The book doesn’t go in for “conclusions” but rather “reflections”. Nevertheless, these are surprising. While the authors admit they have spent their careers extolling the virtues of the “pure” lean philosophy of the Toyota Way, they actually argue that the case-study evidence suggests that such philosophical approaches to lean implementation are no more successful that the mechanistic “lean by numbers” approach of many organisations. 

Wow! The “tick-list lean” approach derided by many lean writers and thought leaders (described as “fake lean” or “lean in name only”) is no less effective than the philosophical “think through your problems” approach. This is a shattering judgement. It is heartening for those confined in organisations taking a highly defined approach to lean – there is hope for you. But it is also rather sad. It seems that Western organisations just can’t “do” a culture of working together for improvement. 

Somehow I feel this book brings us to a crossroads.
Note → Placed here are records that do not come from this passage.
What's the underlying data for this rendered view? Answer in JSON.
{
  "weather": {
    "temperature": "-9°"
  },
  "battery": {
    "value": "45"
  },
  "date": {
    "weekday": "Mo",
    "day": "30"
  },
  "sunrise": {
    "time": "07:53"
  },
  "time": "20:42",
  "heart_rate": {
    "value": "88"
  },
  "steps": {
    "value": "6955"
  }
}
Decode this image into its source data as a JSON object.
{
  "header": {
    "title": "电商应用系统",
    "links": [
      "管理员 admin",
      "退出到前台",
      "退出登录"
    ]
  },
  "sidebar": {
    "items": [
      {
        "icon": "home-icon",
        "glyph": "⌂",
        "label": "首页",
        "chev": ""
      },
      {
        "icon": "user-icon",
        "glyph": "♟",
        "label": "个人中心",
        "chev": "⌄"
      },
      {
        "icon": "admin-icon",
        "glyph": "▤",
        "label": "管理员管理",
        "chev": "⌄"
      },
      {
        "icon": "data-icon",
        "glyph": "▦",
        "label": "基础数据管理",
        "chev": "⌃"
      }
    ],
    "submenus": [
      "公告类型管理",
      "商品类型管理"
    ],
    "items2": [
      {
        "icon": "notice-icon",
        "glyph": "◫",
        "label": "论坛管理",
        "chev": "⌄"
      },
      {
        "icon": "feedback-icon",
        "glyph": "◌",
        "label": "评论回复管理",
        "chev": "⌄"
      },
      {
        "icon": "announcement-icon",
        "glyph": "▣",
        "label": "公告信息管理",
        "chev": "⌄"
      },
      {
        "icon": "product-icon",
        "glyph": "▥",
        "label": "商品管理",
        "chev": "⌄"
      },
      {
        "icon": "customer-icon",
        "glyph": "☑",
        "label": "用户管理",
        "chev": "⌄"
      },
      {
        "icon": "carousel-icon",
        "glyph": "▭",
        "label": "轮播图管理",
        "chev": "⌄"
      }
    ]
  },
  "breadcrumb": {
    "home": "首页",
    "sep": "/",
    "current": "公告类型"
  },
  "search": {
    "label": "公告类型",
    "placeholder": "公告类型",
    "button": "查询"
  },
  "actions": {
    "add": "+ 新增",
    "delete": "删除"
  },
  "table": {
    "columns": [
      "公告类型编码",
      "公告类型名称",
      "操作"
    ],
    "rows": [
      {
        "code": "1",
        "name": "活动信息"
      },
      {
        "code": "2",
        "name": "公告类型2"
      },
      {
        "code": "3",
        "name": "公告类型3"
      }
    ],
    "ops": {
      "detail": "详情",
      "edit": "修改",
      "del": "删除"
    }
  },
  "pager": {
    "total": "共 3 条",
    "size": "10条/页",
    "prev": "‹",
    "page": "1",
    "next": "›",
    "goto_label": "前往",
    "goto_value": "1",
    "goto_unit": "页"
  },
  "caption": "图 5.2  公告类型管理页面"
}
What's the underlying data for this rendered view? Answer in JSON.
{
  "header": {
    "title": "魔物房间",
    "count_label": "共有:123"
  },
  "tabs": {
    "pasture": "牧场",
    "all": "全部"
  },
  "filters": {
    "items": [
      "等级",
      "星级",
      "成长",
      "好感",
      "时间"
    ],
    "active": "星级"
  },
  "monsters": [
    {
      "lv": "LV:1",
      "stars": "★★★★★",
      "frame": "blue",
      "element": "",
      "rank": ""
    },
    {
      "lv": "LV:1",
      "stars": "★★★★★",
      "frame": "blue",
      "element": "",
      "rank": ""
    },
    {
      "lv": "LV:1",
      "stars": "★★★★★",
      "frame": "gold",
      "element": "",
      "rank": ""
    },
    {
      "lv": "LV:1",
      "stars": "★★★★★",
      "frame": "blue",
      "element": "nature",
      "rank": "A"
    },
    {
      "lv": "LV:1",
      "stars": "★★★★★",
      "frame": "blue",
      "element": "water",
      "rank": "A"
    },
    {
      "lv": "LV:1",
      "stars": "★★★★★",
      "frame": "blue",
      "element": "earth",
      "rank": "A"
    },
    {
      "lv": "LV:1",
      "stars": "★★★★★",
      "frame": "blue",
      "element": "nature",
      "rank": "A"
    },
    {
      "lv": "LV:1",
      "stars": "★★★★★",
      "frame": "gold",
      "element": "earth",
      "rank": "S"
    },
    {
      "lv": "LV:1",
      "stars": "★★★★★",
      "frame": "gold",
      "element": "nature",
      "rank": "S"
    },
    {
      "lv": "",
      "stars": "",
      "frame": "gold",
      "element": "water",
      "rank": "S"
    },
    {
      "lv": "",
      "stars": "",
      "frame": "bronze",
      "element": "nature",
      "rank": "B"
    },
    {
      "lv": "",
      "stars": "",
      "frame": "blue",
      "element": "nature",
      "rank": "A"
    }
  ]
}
It is time to stop harping on about “real lean” and “fake lean” – both approaches can work well, or fail miserably. It is the culture of our organisations (and particularly management attitudes) that matters; and the structure, and politics of most large Western simply isn’t conducive to continuous improvement. The culture that encourages individual development and self-promotion equally discourages team development and “no blame” analysis of problems for the common good. 

The book closes with a series of “reflections” which (to me) feel somewhat downbeat – true continuous improvement will take years (perhaps decades) to embed in an organisation; most organisations will fail; but if you work hard at it you may make some progress! 

To be honest, if you want a book about establishing a continuous improvement culture then “Toyota Kata” by Mike Rother is a better read and more practically orientated. Nevertheless the honest and straightforward presentation of the case studies in this book are interesting and provide plenty of food for thought on lean implementation, as well as lessons that we can all benefit from.